Haemophilia A

Haemophilia A is due to a deficiency of Factor VIII. Although a rare condition, this is one of the most common of the clotting factor deficiencies. The genetic defect is sex-linked and approximately 1 in 10,000 are affected. Depending on the concentration of Factor VIII in the blood, patients with haemophilia are classified as having a severe, moderate or mild condition. (See table below).

Table 1 - Correlation of coagulation factor activity and severity in Haemophilia A and B

Coagulation Factor Activity (% normal*)Clinical Manifestation
≤1Severe - frequent spontaneous bleeds from early life, joint deformity and crippling if not adequately treated
>1 to <5Moderate - post-traumatic bleeding, occasional spontaneous bleeds
≥5Mild - post-traumatic bleeding
* Normal is 100% and is defined as 100 international units (IU) of the factor per dL of blood. 'Normal' coagulation factor activity can range from 50 - 200%. About one-third of carriers have low or subnormal activity. In normal pregnancy, activity levels may exceed 200%.

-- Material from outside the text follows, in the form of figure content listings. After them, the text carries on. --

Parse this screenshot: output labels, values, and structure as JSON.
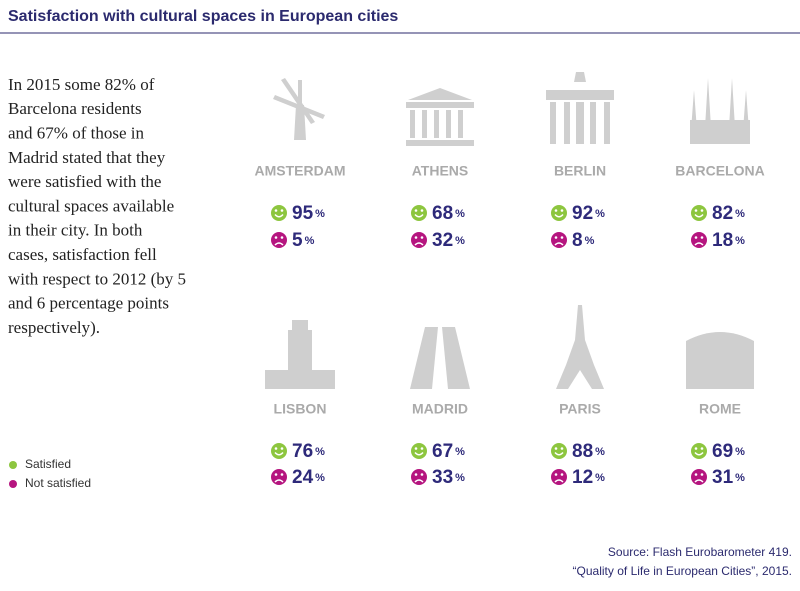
{
  "title": "Satisfaction with cultural spaces in European cities",
  "text": [
    "In 2015 some 82% of",
    "Barcelona residents",
    "and 67% of those in",
    "Madrid stated that they",
    "were satisfied with the",
    "cultural spaces available",
    "in their city. In both",
    "cases, satisfaction fell",
    "with respect to 2012 (by 5",
    "and 6 percentage points",
    "respectively)."
  ],
  "unit": "%",
  "cities": [
    {
      "name": "AMSTERDAM",
      "satisfied": 95,
      "not_satisfied": 5
    },
    {
      "name": "ATHENS",
      "satisfied": 68,
      "not_satisfied": 32
    },
    {
      "name": "BERLIN",
      "satisfied": 92,
      "not_satisfied": 8
    },
    {
      "name": "BARCELONA",
      "satisfied": 82,
      "not_satisfied": 18
    },
    {
      "name": "LISBON",
      "satisfied": 76,
      "not_satisfied": 24
    },
    {
      "name": "MADRID",
      "satisfied": 67,
      "not_satisfied": 33
    },
    {
      "name": "PARIS",
      "satisfied": 88,
      "not_satisfied": 12
    },
    {
      "name": "ROME",
      "satisfied": 69,
      "not_satisfied": 31
    }
  ],
  "legend": {
    "satisfied": "Satisfied",
    "not_satisfied": "Not satisfied"
  },
  "source": [
    "Source: Flash Eurobarometer 419.",
    "“Quality of Life in European Cities”, 2015."
  ]
}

If untreated, patients with severe deficiencies may have frequent spontaneous bleeding into joints and muscles; they bleed excessively during minor surgery (e.g. tooth extraction) and may suffer life-threatening bleeding from trauma or even relatively minor injury. Replacement of the missing Factor VIII corrects the bleeding problem. Patients with severe haemophilia are usually treated at home injecting themselves either prophylactically or when they experience a bleed - the latter known as 'on demand' treatment.